Research and innovation
PumpKIN Trial for external heart support devices
University of Minnesota Masonic Children’s Hospital has been selected as a clinical site in an NHLBI trial of new technology for blood circulation in infants and children. The PumpKIN trial (Pumps for Kids, Infants and Neonates) will use two types of advanced heart support devices to treat children who have failing hearts. This ground-breaking study includes 22 premier children’s hospitals throughout the United States and Canada. Our selection was supported by the success of the Berlin Heart Program, introduced by the University in 2008. Rebecca Ameduri, MD, medical director of the Pediatric Heart Failure and Transplant Program, and Gwenyth Fischer, MD, director of the Pediatric Device Innovation Consortium, lead this five-year study.
Our pediatric cardiology team currently conducts clinical and epidemiologic studies of:
- Metabolic syndrome, a group of risk factors related to obesity that increase the possibility of heart disease
- Insulin resistance, when the body produces insulin but doesn’t use it properly, which increases the possibility of heart disease
- Cardiovascular risk factors
In addition, our team is exploring minimally invasive ways to repair heart lesions.

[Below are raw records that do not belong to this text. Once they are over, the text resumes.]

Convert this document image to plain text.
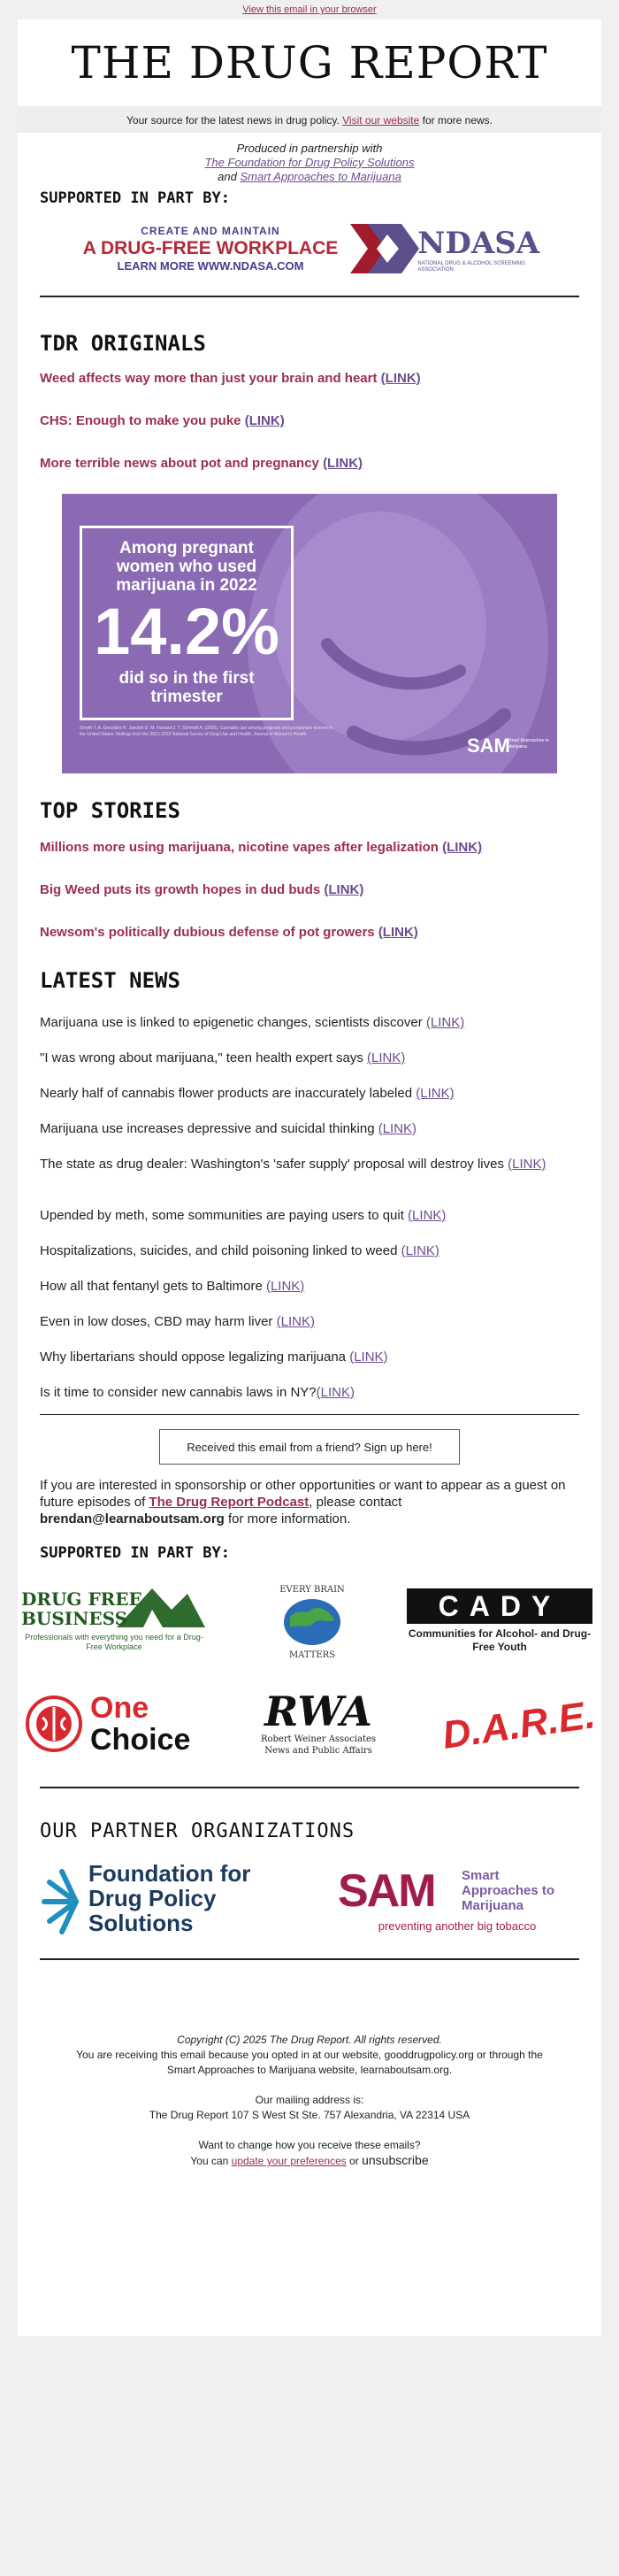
View this email in your browser
THE DRUG REPORT
Your source for the latest news in drug policy. Visit our website for more news.
Produced in partnership with
The Foundation for Drug Policy Solutions
and Smart Approaches to Marijuana
SUPPORTED IN PART BY:
CREATE AND MAINTAIN
A DRUG-FREE WORKPLACE
LEARN MORE WWW.NDASA.COM
NDASA
NATIONAL DRUG & ALCOHOL SCREENING ASSOCIATION
TDR ORIGINALS
Weed affects way more than just your brain and heart (LINK)
CHS: Enough to make you puke (LINK)
More terrible news about pot and pregnancy (LINK)
Among pregnant women who used marijuana in 2022
14.2%
did so in the first trimester
Smyth T. A. Gonzales R. Jaeckle D. M. Howard J. T. Schmidt A. (2025). Cannabis use among pregnant and postpartum women in the United States: findings from the 2021-2022 National Survey of Drug Use and Health. Journal of Women's Health.	SAM
Smart Approaches to Marijuana
TOP STORIES
Millions more using marijuana, nicotine vapes after legalization (LINK)
Big Weed puts its growth hopes in dud buds (LINK)
Newsom's politically dubious defense of pot growers (LINK)
LATEST NEWS
Marijuana use is linked to epigenetic changes, scientists discover (LINK)
"I was wrong about marijuana," teen health expert says (LINK)
Nearly half of cannabis flower products are inaccurately labeled (LINK)
Marijuana use increases depressive and suicidal thinking (LINK)
The state as drug dealer: Washington's 'safer supply' proposal will destroy lives (LINK)
Upended by meth, some sommunities are paying users to quit (LINK)
Hospitalizations, suicides, and child poisoning linked to weed (LINK)
How all that fentanyl gets to Baltimore (LINK)
Even in low doses, CBD may harm liver (LINK)
Why libertarians should oppose legalizing marijuana (LINK)
Is it time to consider new cannabis laws in NY?(LINK)
Received this email from a friend? Sign up here!
If you are interested in sponsorship or other opportunities or want to appear as a guest on future episodes of The Drug Report Podcast, please contact brendan@learnaboutsam.org for more information.
SUPPORTED IN PART BY:
DRUG FREE
BUSINESS
Professionals with everything you need for a Drug-Free Workplace
EVERY BRAIN
MATTERS
CADY
Communities for Alcohol- and Drug-Free Youth
One
Choice
RWA
Robert Weiner Associates
News and Public Affairs	D.A.R.E.
OUR PARTNER ORGANIZATIONS
Foundation for
Drug Policy
Solutions
SAM Smart
Approaches to
Marijuana
preventing another big tobacco
Copyright (C) 2025 The Drug Report. All rights reserved.
You are receiving this email because you opted in at our website, gooddrugpolicy.org or through the Smart Approaches to Marijuana website, learnaboutsam.org.
Our mailing address is:
The Drug Report 107 S West St Ste. 757 Alexandria, VA 22314 USA
Want to change how you receive these emails?
You can update your preferences or unsubscribe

The Heart Center has several programs designed to help children with specific needs.
The Preventive Cardiology Program aims to reduce the risk of heart disease, stroke and diabetes in children. This comprehensive preventive program provides an integrated approach, including risk assessment for children and families, lifestyle consultations, clinical care and opportunities to participate in clinical research studies. We believe that a family-oriented approach is essential for a successful outcome, and the entire family participates.
The programs includes:
- Lipid Clinic
- Weight Management Clinic
- Type II Diabetes Clinic
The Adult Congenital Heart Disease and Cardiovascular Genetics Program is designed to meet the growing needs of older teens and adult patients with congenital heart disease and genetic or acquired conditions. An adult cardiologist, two pediatric cardiologists, an echocardiographer and a genetic counselor staff the program.